MOSCOW. Jan 29 (Interfax) - Interpol will review its earlier refusal to grant Russia's request on declaring businessman William Browder internationally wanted, a source familiar with the situation told Interfax on condition of anonymity on Wednesday.
Russia is seeking to prosecute Browder, a London-based businessman known, in particular, as a co-founder of the Hermitage Capital Management investment fund and former employer of lawyer Sergei Magnitsky, on suspicion of fraud involving Gazprom shares.
Russia has appealed a decision made by Interpol's special panel on finding Browder's prosecution by Russia to be politically motivated and refusing to issue a Red Notice against him.
"The Russian authorities have presented their objections, which will be considered by Interpol's appeal panel within the next few days," he said.
An agreement on the matter was achieved following negotiations between a delegation of Russian law enforcement officials and the Interpol leadership in Lyon at the end of 2013, he said.
Interpol Secretary General Ronald Noble had reportedly assured the Russian counterparts earlier that he was prepared to consider their objections regarding political motives behind the Browder case if such are presented and did not rule out that the decision on declining Russia's request on declaring Browder internationally wanted could be reviewed.

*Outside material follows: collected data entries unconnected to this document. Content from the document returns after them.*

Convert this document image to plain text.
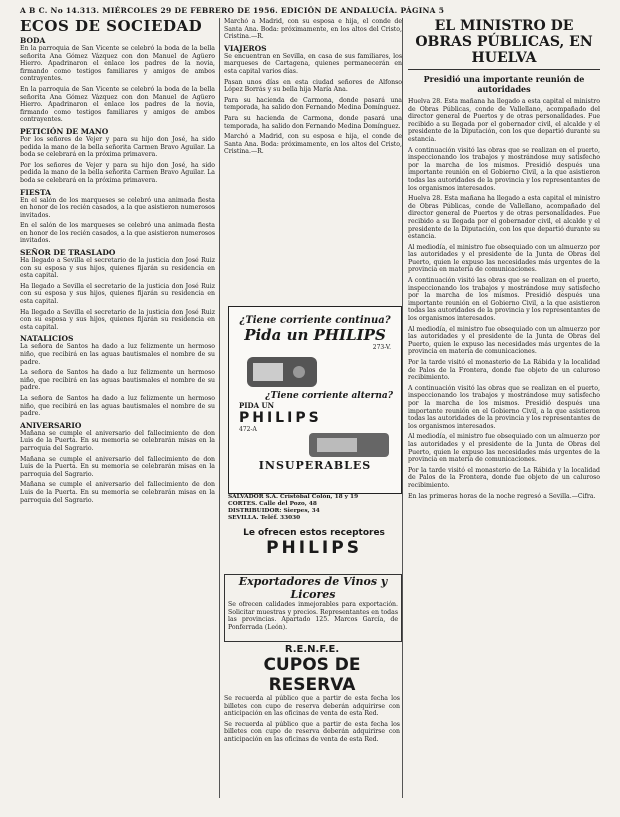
A B C. No 14.313. MIÉRCOLES 29 DE FEBRERO DE 1956. EDICIÓN DE ANDALUCÍA. PÁGINA 5
ECOS DE SOCIEDAD
BODA

En la parroquia de San Vicente se celebró la boda de la bella señorita Ana Gómez Vázquez con don Manuel de Agüero Hierro. Apadrinaron el enlace los padres de la novia, firmando como testigos familiares y amigos de ambos contrayentes.

En la parroquia de San Vicente se celebró la boda de la bella señorita Ana Gómez Vázquez con don Manuel de Agüero Hierro. Apadrinaron el enlace los padres de la novia, firmando como testigos familiares y amigos de ambos contrayentes.

PETICIÓN DE MANO

Por los señores de Vejer y para su hijo don José, ha sido pedida la mano de la bella señorita Carmen Bravo Aguilar. La boda se celebrará en la próxima primavera.

Por los señores de Vejer y para su hijo don José, ha sido pedida la mano de la bella señorita Carmen Bravo Aguilar. La boda se celebrará en la próxima primavera.

FIESTA

En el salón de los marqueses se celebró una animada fiesta en honor de los recién casados, a la que asistieron numerosos invitados.

En el salón de los marqueses se celebró una animada fiesta en honor de los recién casados, a la que asistieron numerosos invitados.

SEÑOR DE TRASLADO

Ha llegado a Sevilla el secretario de la justicia don José Ruiz con su esposa y sus hijos, quienes fijarán su residencia en esta capital.

Ha llegado a Sevilla el secretario de la justicia don José Ruiz con su esposa y sus hijos, quienes fijarán su residencia en esta capital.

Ha llegado a Sevilla el secretario de la justicia don José Ruiz con su esposa y sus hijos, quienes fijarán su residencia en esta capital.

NATALICIOS

La señora de Santos ha dado a luz felizmente un hermoso niño, que recibirá en las aguas bautismales el nombre de su padre.

La señora de Santos ha dado a luz felizmente un hermoso niño, que recibirá en las aguas bautismales el nombre de su padre.

La señora de Santos ha dado a luz felizmente un hermoso niño, que recibirá en las aguas bautismales el nombre de su padre.

ANIVERSARIO

Mañana se cumple el aniversario del fallecimiento de don Luis de la Puerta. En su memoria se celebrarán misas en la parroquia del Sagrario.

Mañana se cumple el aniversario del fallecimiento de don Luis de la Puerta. En su memoria se celebrarán misas en la parroquia del Sagrario.

Mañana se cumple el aniversario del fallecimiento de don Luis de la Puerta. En su memoria se celebrarán misas en la parroquia del Sagrario.

Marchó a Madrid, con su esposa e hija, el conde de Santa Ana. Boda: próximamente, en los altos del Cristo, Cristina.—R.

VIAJEROS

Se encuentran en Sevilla, en casa de sus familiares, los marqueses de Cartagena, quienes permanecerán en esta capital varios días.

Pasan unos días en esta ciudad señores de Alfonso López Borrás y su bella hija María Ana.

Para su hacienda de Carmona, donde pasará una temporada, ha salido don Fernando Medina Domínguez.

Para su hacienda de Carmona, donde pasará una temporada, ha salido don Fernando Medina Domínguez.

Marchó a Madrid, con su esposa e hija, el conde de Santa Ana. Boda: próximamente, en los altos del Cristo, Cristina.—R.

¿Tiene corriente continua?
Pida un PHILIPS
273-V.
¿Tiene corriente alterna?
PIDA UN
PHILIPS
472-A
INSUPERABLES
SALVADOR S.A. Cristóbal Colón, 18 y 19
CORTES. Calle del Pozo, 48
DISTRIBUIDOR: Sierpes, 34
SEVILLA. Teléf. 33030
Le ofrecen estos receptores
PHILIPS
Exportadores de Vinos y Licores

Se ofrecen calidades inmejorables para exportación. Solicitar muestras y precios. Representantes en todas las provincias. Apartado 125. Marcos García, de Ponferrada (León).

R.E.N.F.E.
CUPOS DE RESERVA

Se recuerda al público que a partir de esta fecha los billetes con cupo de reserva deberán adquirirse con anticipación en las oficinas de venta de esta Red.

Se recuerda al público que a partir de esta fecha los billetes con cupo de reserva deberán adquirirse con anticipación en las oficinas de venta de esta Red.

EL MINISTRO DE OBRAS PÚBLICAS, EN HUELVA
Presidió una importante reunión de autoridades

Huelva 28. Esta mañana ha llegado a esta capital el ministro de Obras Públicas, conde de Vallellano, acompañado del director general de Puertos y de otras personalidades. Fue recibido a su llegada por el gobernador civil, el alcalde y el presidente de la Diputación, con los que departió durante su estancia.

A continuación visitó las obras que se realizan en el puerto, inspeccionando los trabajos y mostrándose muy satisfecho por la marcha de los mismos. Presidió después una importante reunión en el Gobierno Civil, a la que asistieron todas las autoridades de la provincia y los representantes de los organismos interesados.

Huelva 28. Esta mañana ha llegado a esta capital el ministro de Obras Públicas, conde de Vallellano, acompañado del director general de Puertos y de otras personalidades. Fue recibido a su llegada por el gobernador civil, el alcalde y el presidente de la Diputación, con los que departió durante su estancia.

Al mediodía, el ministro fue obsequiado con un almuerzo por las autoridades y el presidente de la Junta de Obras del Puerto, quien le expuso las necesidades más urgentes de la provincia en materia de comunicaciones.

A continuación visitó las obras que se realizan en el puerto, inspeccionando los trabajos y mostrándose muy satisfecho por la marcha de los mismos. Presidió después una importante reunión en el Gobierno Civil, a la que asistieron todas las autoridades de la provincia y los representantes de los organismos interesados.

Al mediodía, el ministro fue obsequiado con un almuerzo por las autoridades y el presidente de la Junta de Obras del Puerto, quien le expuso las necesidades más urgentes de la provincia en materia de comunicaciones.

Por la tarde visitó el monasterio de La Rábida y la localidad de Palos de la Frontera, donde fue objeto de un caluroso recibimiento.

A continuación visitó las obras que se realizan en el puerto, inspeccionando los trabajos y mostrándose muy satisfecho por la marcha de los mismos. Presidió después una importante reunión en el Gobierno Civil, a la que asistieron todas las autoridades de la provincia y los representantes de los organismos interesados.

Al mediodía, el ministro fue obsequiado con un almuerzo por las autoridades y el presidente de la Junta de Obras del Puerto, quien le expuso las necesidades más urgentes de la provincia en materia de comunicaciones.

Por la tarde visitó el monasterio de La Rábida y la localidad de Palos de la Frontera, donde fue objeto de un caluroso recibimiento.

En las primeras horas de la noche regresó a Sevilla.—Cifra.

Interpol removed Browder's name from all of its databases last year after an independent panel scrutinizing his criminal case found it to be politically motivated.
The Russian Interior Ministry press center had told Interfax earlier that the Russian National Central Bureau of Interpol, instructed by the Prosecutor General's Office, had sent a request to the Interpol General Secretariat on declaring Browder internationally wanted. Russia suspects Browder of massive fraud (Russian Criminal Code Article 159, Part 4), which is qualified as a grave crime.
The Interior Ministry contended that Browder "illegally acquired over 131 million Gazprom shares worth over 2 billion rubles at the domestic market price" from 1999 to 2004. "As a result of these illegal actions, the defendant concluded at least 30 transactions on buying the Russian gas concern's securities and caused damage amounting to at least 2.9 billion rubles to Russia."
Moscow's Tverskoi District Court ruled on July 11, 2013 to find Browder and late Hermitage Capital auditor Sergei Magnitsky guilty of tax evasion amounting to over 522 million rubles through falsifying tax declarations and illegally using benefits to which the disabled were entitled.
Browder was sentenced in absentia to 9 years in a general security penitentiary. Browder was tried in absentia as he failed to appear in court, and the United Kingdom refused to extradite him.